Maître de conférence en droit privé à l’université Paris XIII
Qu’appelle-t-on « emploi saisonnier » en droit du travail ? Existe-t-il une définition unique de ce type de contrat ? Quels secteurs sont concernés ? Si les contrats précaires sont, dans leur ensemble, relativement bien encadrés, il n’en est pas de même des contrats saisonniers, principalement définis par la jurisprudence laquelle, pas plus que la loi, n’offre de véritable protection aux travailleurs.

Le code de l’entrée et du séjour des étrangers (CESEDA), lorsqu’il traite de la carte de séjour temporaire mention « travailleur saisonnier », renvoie lui-même au code du travail le soin de définir le contrat de travail saisonnier. Plus précisément, l’article L. 313-10 parle de « l’étranger titulaire d’un contrat de travail saisonnier entrant dans les prévisions du 3° de l’article L. 122-1-1 du Code du travail et qui s’engage à maintenir sa résidence hors de France  ». Autrement dit, le travailleur saisonnier étranger doit, pour prétendre à cette qualité, exercer un emploi satisfaisant aux exigences en la matière de la réglementation sociale. Il paraît logique d’avoir une définition unique. Étant entendu que si abus il y a, il n’est pas le fait des salariés mais celui des employeurs. L’action du Collectif de défense des travailleurs étrangers dans l’agriculture des Bouches-du-Rhône (Codetras) [1] est là pour en témoigner. Nous en dirons quelques mots.
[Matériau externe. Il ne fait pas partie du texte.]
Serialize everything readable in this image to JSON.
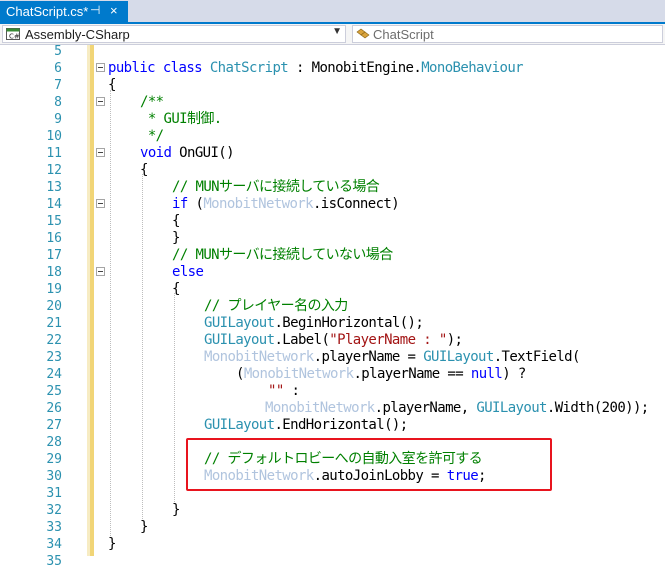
{
  "tab": {
    "title": "ChatScript.cs*",
    "pin": "⊣",
    "close": "×"
  },
  "navbar": {
    "project": "Assembly-CSharp",
    "class_placeholder": "ChatScript"
  },
  "colors": {
    "accent": "#007acc",
    "keyword": "#0000ff",
    "type": "#2b91af",
    "comment": "#008000",
    "string": "#a31515",
    "highlight": "#e8141e"
  },
  "lines": [
    {
      "n": "5"
    },
    {
      "n": "6"
    },
    {
      "n": "7"
    },
    {
      "n": "8"
    },
    {
      "n": "9"
    },
    {
      "n": "10"
    },
    {
      "n": "11"
    },
    {
      "n": "12"
    },
    {
      "n": "13"
    },
    {
      "n": "14"
    },
    {
      "n": "15"
    },
    {
      "n": "16"
    },
    {
      "n": "17"
    },
    {
      "n": "18"
    },
    {
      "n": "19"
    },
    {
      "n": "20"
    },
    {
      "n": "21"
    },
    {
      "n": "22"
    },
    {
      "n": "23"
    },
    {
      "n": "24"
    },
    {
      "n": "25"
    },
    {
      "n": "26"
    },
    {
      "n": "27"
    },
    {
      "n": "28"
    },
    {
      "n": "29"
    },
    {
      "n": "30"
    },
    {
      "n": "31"
    },
    {
      "n": "32"
    },
    {
      "n": "33"
    },
    {
      "n": "34"
    },
    {
      "n": "35"
    }
  ],
  "code": {
    "l6": {
      "kw1": "public",
      "kw2": "class",
      "cls": "ChatScript",
      "sep": " : MonobitEngine.",
      "base": "MonoBehaviour"
    },
    "l7": "{",
    "l8": "/**",
    "l9": " * GUI制御.",
    "l10": " */",
    "l11": {
      "kw": "void",
      "name": " OnGUI()"
    },
    "l12": "{",
    "l13": "// MUNサーバに接続している場合",
    "l14": {
      "kw": "if",
      "open": " (",
      "ty": "MonobitNetwork",
      "rest": ".isConnect)"
    },
    "l15": "{",
    "l16": "}",
    "l17": "// MUNサーバに接続していない場合",
    "l18": "else",
    "l19": "{",
    "l20": "// プレイヤー名の入力",
    "l21": {
      "ty": "GUILayout",
      "rest": ".BeginHorizontal();"
    },
    "l22": {
      "ty": "GUILayout",
      "mid": ".Label(",
      "str": "\"PlayerName : \"",
      "end": ");"
    },
    "l23": {
      "ty": "MonobitNetwork",
      "mid": ".playerName = ",
      "ty2": "GUILayout",
      "end": ".TextField("
    },
    "l24": {
      "open": "(",
      "ty": "MonobitNetwork",
      "mid": ".playerName == ",
      "kw": "null",
      "end": ") ?"
    },
    "l25": {
      "str": "\"\"",
      "end": " :"
    },
    "l26": {
      "ty": "MonobitNetwork",
      "mid": ".playerName, ",
      "ty2": "GUILayout",
      "end": ".Width(200));"
    },
    "l27": {
      "ty": "GUILayout",
      "rest": ".EndHorizontal();"
    },
    "l29": "// デフォルトロビーへの自動入室を許可する",
    "l30": {
      "ty": "MonobitNetwork",
      "mid": ".autoJoinLobby = ",
      "kw": "true",
      "end": ";"
    },
    "l32": "}",
    "l33": "}",
    "l34": "}"
  }
}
Depuis la loi du 12 juillet 1990, et en attendant que d’autres réformes ne viennent bousculer et remettre en cause certains principes directeurs du droit du travail et en particulier du droit des contrats précaires, les cas de recours autorisés à ces contrats sont strictement énumérés. Ainsi, l’article L. 1242-2 du nouveau code du travail (ex : article L. 122-1-1) cite, parmi les hypothèses permettant la signature d’un CDD ou d’un contrat de mission (dans le cadre du travail temporaire) : « les emplois à caractère saisonnier ou pour lesquels, dans certains secteurs d’activité, définis par décret ou par convention ou accord collectif de travail étendu, il est d’usage constant de ne pas recourir au contrat de travail à durée indéterminée en raison de la nature de l’activité exercée et du caractère par nature temporaire de ces emplois  ». Cette disposition vise deux situations distinctes qu’il ne faut pas a priori confondre. L’article D. 1242-1, qui énumère les secteurs d’activité pour lesquels il est d’usage de ne pas recourir à un CDI s’agissant de certains emplois, ne mentionne pas les activités ou exploitations agricoles. En revanche, sont citées l’hôtellerie et la restauration, secteurs qui peuvent aussi donner lieu à des contrats saisonniers, selon notamment leur implantation géographique. Pour les emplois saisonniers, il n’existe pas de liste exhaustive fixée par voie réglementaire.

La loi ne définit pas pour autant ce qu’il faut entendre par « emplois à caractère saisonnier  ». Selon la circulaire de la direction des relations de travail du 30 octobre 1990, le travail saisonnier concerne des secteurs où l’activité obéit à des rythmes cycliques : à titre d’exemple, et sans qu’il s’agisse d’une quelconque liste, sont évoqués le tourisme, l’agriculture et les entreprises agroalimentaires. La Cour de cassation aura l’occasion de rejeter la qualification d’emploi saisonnier pour une hôtesse travaillant dans un salon dans la mesure où les dates de l’exposition avaient été fixées par l’employeur. Or, selon une jurisprudence constante, la notion de saison ne saurait dépendre de la volonté de celui-ci, et ainsi varier au gré d’éléments subjectifs liés à des choix de gestion décidés en dehors de toute contrainte extérieure.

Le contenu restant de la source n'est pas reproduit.